All three of them---well, four, if you counted Kohaku---were piled on Kirara, and the neko youkai wasn't showing much strain. InuYasha would have preferred taking to the tree-tops by himself while the fire-cat carried the other three, but Miroku had insisted they all ride.

The damn monk had that stupid, mischievous grin on his face, saying that Kirara had a much faster way to travel.

What the hell THAT was supposed to mean was just making InuYasha all the more irritated.

*Stupid houshi.*

"Kirara!" Miroku was calling over Sango's shoulder. The taijiya had Kohaku's body in her arms, her strongly muscled thighs keeping her seat. Miroku, the hentai, was being oh-so-helpful by wrapping his arms around Sango, "to support her" (yeah, right!), and InuYasha was keeping his claws to himself at the tail-end.

The neko rumbled an answer as InuYasha felt the powerful body twist under him.

"Take us to Kagome, three days hence!" Miroku called out, his face spilling into a wide grin.

*What?*

Even Sango rolled her brown eyes back toward the houshi in bewilderment.

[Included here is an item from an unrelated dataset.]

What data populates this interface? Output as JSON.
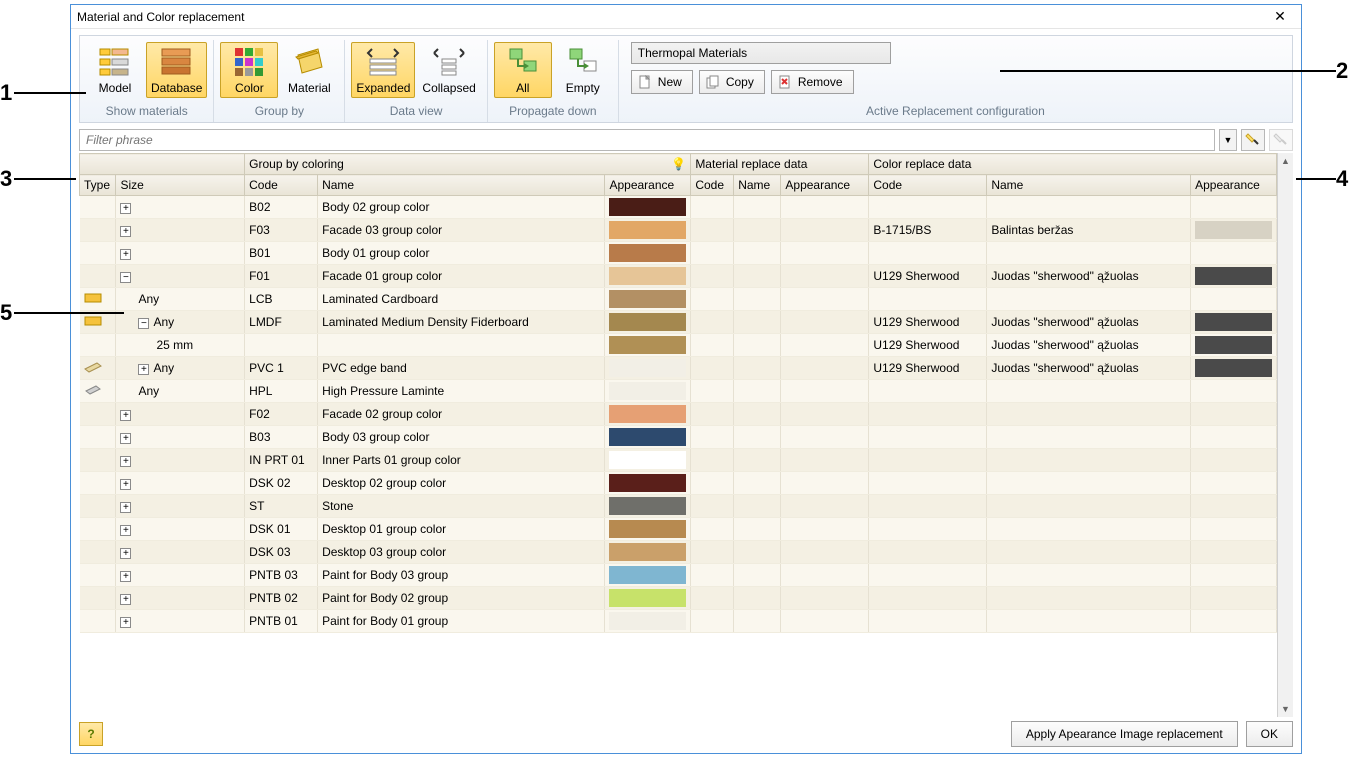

The neko only roared, and InuYasha watched in stunned disbelief as the creeping flames that surrounded the youkai's black paws seemed to grow right before his amber eyes. The orange blaze seemed to come up and around them, holding them in a ball of brilliantly trailing fire.

InuYasha felt a sudden lurch, as if a rift had been ripped through time and space. The feeling was more abrupt and familiar than traveling through the Bone-Eater's well to Kagome's time. The well-gate had always felt as if he was flowing in thick air or water, free-falling, so to speak. This was more like a cutting through the dimensional fabric, and it wasn't at all comfortable.

Growling low in his throat, his amber eyes glared at the chuckling houshi, irritated by Miroku's smug reminder.

"Told you Kirara can do the most amazing thing!"